Most research in computer science has focused on von Neumann computers or Turing machines (computation models that perform one small, deterministic step at a time). These models resemble, at a basic level, most real computers in use today. Computer scientists also study other models of computation, including parallel machines and theoretical models such as probabilistic, oracle, and quantum computers.
"Computer science is not as old as physics; it lags by a couple of hundred years. However, this does not mean that there is significantly less on the computer scientist's plate than on the physicist's: younger it may be, but it has had a far more intense upbringing!"
Computer science has roots in electrical engineering, mathematics, and linguistics. In the last third of the 20th century computer science emerged as a distinct discipline and developed its own methods and terminology.
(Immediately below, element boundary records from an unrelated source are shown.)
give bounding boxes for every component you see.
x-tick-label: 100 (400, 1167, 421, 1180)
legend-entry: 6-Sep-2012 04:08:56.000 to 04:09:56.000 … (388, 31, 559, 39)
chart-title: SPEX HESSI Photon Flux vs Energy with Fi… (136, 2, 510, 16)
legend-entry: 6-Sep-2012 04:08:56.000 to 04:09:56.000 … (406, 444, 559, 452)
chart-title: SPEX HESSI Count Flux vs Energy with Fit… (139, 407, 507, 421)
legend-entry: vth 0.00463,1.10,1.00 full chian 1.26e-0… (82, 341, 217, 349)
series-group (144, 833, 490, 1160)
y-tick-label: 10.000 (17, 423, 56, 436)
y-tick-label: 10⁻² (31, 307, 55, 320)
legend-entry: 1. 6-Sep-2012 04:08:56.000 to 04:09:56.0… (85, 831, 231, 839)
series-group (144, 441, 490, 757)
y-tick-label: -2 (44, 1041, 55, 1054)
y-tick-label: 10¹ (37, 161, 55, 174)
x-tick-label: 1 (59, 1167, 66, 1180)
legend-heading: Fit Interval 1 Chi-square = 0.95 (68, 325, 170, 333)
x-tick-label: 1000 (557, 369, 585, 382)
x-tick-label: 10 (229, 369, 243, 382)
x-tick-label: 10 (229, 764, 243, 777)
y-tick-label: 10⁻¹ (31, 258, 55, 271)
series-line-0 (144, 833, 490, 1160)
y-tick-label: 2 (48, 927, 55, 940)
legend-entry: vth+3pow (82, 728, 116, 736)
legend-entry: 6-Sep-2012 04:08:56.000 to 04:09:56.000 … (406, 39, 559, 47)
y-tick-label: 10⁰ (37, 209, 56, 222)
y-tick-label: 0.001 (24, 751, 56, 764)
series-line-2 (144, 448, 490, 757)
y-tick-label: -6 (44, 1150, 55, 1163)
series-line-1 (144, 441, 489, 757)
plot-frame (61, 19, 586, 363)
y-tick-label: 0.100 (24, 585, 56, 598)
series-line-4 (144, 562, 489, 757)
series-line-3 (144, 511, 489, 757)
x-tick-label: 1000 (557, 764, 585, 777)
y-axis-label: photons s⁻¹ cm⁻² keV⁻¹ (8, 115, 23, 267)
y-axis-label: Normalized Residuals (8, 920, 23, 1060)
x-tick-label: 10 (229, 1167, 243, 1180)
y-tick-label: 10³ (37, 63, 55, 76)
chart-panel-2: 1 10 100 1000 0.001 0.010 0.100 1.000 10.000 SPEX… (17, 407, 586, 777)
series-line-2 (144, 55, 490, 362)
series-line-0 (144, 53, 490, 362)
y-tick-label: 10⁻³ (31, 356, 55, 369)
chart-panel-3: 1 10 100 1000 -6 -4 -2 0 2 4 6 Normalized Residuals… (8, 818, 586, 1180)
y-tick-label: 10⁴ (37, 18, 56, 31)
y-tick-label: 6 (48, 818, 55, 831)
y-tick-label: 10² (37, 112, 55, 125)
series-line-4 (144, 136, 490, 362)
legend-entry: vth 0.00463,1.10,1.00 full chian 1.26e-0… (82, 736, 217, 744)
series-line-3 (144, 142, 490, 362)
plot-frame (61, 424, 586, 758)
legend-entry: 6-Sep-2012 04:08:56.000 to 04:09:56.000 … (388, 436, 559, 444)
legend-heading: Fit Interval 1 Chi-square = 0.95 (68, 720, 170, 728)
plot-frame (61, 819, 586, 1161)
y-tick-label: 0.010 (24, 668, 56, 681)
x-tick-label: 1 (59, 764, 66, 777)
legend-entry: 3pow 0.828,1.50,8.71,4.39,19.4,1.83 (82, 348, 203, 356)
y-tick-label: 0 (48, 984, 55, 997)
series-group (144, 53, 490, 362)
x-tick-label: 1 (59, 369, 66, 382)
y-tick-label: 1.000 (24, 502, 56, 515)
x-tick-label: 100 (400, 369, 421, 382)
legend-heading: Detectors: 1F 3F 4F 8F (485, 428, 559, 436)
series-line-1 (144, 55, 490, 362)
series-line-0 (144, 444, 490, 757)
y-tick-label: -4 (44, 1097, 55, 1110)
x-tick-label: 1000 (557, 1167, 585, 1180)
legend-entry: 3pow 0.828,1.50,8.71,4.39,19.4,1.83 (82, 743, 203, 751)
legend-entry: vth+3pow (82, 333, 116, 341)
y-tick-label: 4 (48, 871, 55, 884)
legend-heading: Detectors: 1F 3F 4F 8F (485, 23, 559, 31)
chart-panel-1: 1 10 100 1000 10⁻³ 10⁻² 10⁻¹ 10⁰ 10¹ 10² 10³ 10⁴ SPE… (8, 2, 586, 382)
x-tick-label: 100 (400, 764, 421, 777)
The first computer science department in the United States was founded at Purdue University in 1962, while the first college entirely devoted to computer science was founded at Northeastern University in 1980. Prior to this, CS was taught as part of mathematics or engineering departments, for instance at the University of Cambridge in England and at the Gdansk University of Technology in Poland, respectively. Cambridge claims to have the world's oldest taught qualification in computing. Most universities today have specific departments devoted to computer science, while some conjoin it with engineering, with applied mathematics, or other disciplines.
Computer science is closely related to a number of fields. These fields overlap considerably, though important differences exist
Computer graphics is the field of visual computing, where one uses computers both to generate visual images synthetically and to integrate or alter visual and spatial information sampled from the real world.
Information science or Informatics is the study of data and information, including how to create, interpret, analyze, store, retrieve, transfer, and manage it. Information science started as the scientific foundation for communication and databases. It also concerns about the ways people generate, use and find information (see Cognitive science).
The name "computer science" immediately gives the impression that the field is the study of computers, the everyday machines that run programs and perform computations. Nonetheless, the field (as noted above) is both wider and more abstract than this name would suggest. Alternate names such as "computation science" have been proposed, but the traditional name remains the most common.
In French, the discipline is named informatique, in German Informatik, and in Polish informatyka. However, informatics in English is not directly synonymous with computer science; it is actually more equivalent with information theory.
Kurt Godel, for his 1930 proof that demonstrated that Peano axiomatized arithemetic could not be both logically consistent and complete in first-order predicate calculus. Church, Kleene, and Turing developed the foundations of computation theory based on corallaries to Godel's work in 1930.
Admiral Grace Murray Hopper, for pioneering work on the necessity for high-level programming languages, which she termed automatic programming, for writing the A-O compiler, and heavily influencing the COBOL language.
Jacek Karpinski, for developing the first differential analyzer using transistors and developing one of the first machine learning algorithms for character and image recognition. Also the inventor of one of the first minicomputers, the K-202 .
Ramon Llull, for his multiple symbolic representations machines, his ars combinatoria, and his pioneering notions of symbolic representation and manipulation to produce knowledge. He was a HUGE influence on Leibniz.
Ada Lovelace, for beginning the study of scientific computation, specifically for her "Sketch of the Analytical Engine", an analysis of Babbage's work and for the namesake for the modern computer language, Ada.